The ambitious carbon reduction policies by the Albanese government will help support the greater rollout of renewable energy investments, but Australia has a long way to go in catching up with overseas markets, experts say.

In a panel discussion looking at the risks and opportunities associated with aligning portfolios with governments’ sustainable investment policies, Darren Brown, co-head of investment and development at Octopus Investments, said investors in some overseas markets are more comfortable investing in renewable energy than Australian investors, but federal policies are now in place that will support the greater rollout of renewables.

Australia’s complex grid, and a lack of “shovel-ready” projects, has been a factor in Australia lagging other countries such as the United Kingdom in the area of renewable energy, Brown said, forcing Octopus to build a local team with a stronger technical focus, and take a longer-term view on returns.

Speaking at Investment Magazine‘s Fiduciary Investors Symposium held in the Blue Mountains, Brown said a major challenge will be reducing the tens of billions of litres of diesel fuel burned in Australia each year – a significant portion of which goes into critical mineral production–and replacing this with renewable energy.

“Big US companies… are actually coming to you and saying, I want my steel green, prove to me your entire supply chain of making steel and everything else is green,” Brown said.

Octopus launched its first fund in Australia last year, with three institutional investors now involved including Australian funds HostPlus and Clean Energy Finance Corporation.

“Everything we invest in, we own 100 per cent of it,” Brown said. “We’re offering for strategic investors direct co-investment into certain assets, combined with development returns and long-term stable returns of operational assets.”

Australia’s taxonomy will support transition 

Also on the panel was Kristy Graham, chief executive of the Australian Sustainable Finance Institute, which was established in 2021 to develop a sustainable finance taxonomy.

Following the Albanese government’s commitment to slash greenhouse gas emissions by 43 per cent from 2005 levels by 2030, and achieve net zero carbon emissions by 2050, ASFI aims to act as a bridge between the government and financial institutions.

Mandatory climate-related disclosures for financial institutions and both listed and unlisted corporates will be required from next year, and the taxonomy will provide a set of credible and consistent definitions to allow finance industry participants to credibly assess and report on sustainability credentials, and guard against greenwashing.

The Australian taxonomy will differ significantly from the EU taxonomy in the area of transition given the country’s heavy reliance on fossil fuels, as the EU taxonomy “wasn’t explicitly designed to encourage allocation of capital to support transition”, Graham said.

“Australia has a big transition challenge across – not just energy – but across a range of different economic sectors,” she said.

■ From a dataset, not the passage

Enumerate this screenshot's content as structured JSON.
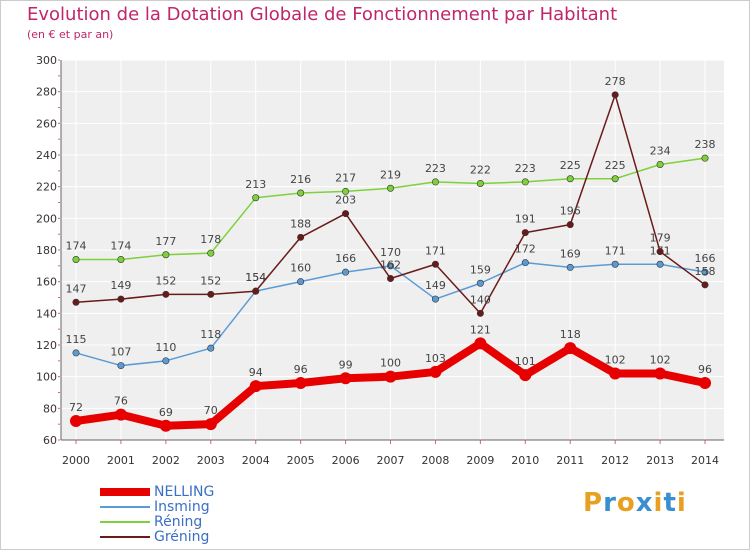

However interoperability between jurisdictions will be critical, and a lot of work is being put into this, she said, along with locking Australian supply chains into global value chains to ensure Australia captures the upside on things like hydrogen production.

Robert Hogg, head of fixed income and macro research at UniSuper – which has offered sustainable investment options to its members for almost two decades – said about half the fund’s correspondence from members is about sustainability issues.

“Thinking about investing sustainably is as important as applying valuation metrics, or any other metrics that you would use to look at any sort of asset,” Hogg said.

“And companies that have ESG sustainability factors at the forefront of their minds, we see a correlation there, and I would suggest causation, that they are very, very good in terms of management of shareholders’ capital.”

The growing politicisation of ESG issues within some states in the US has not affected Australian-based funds at this point, he said.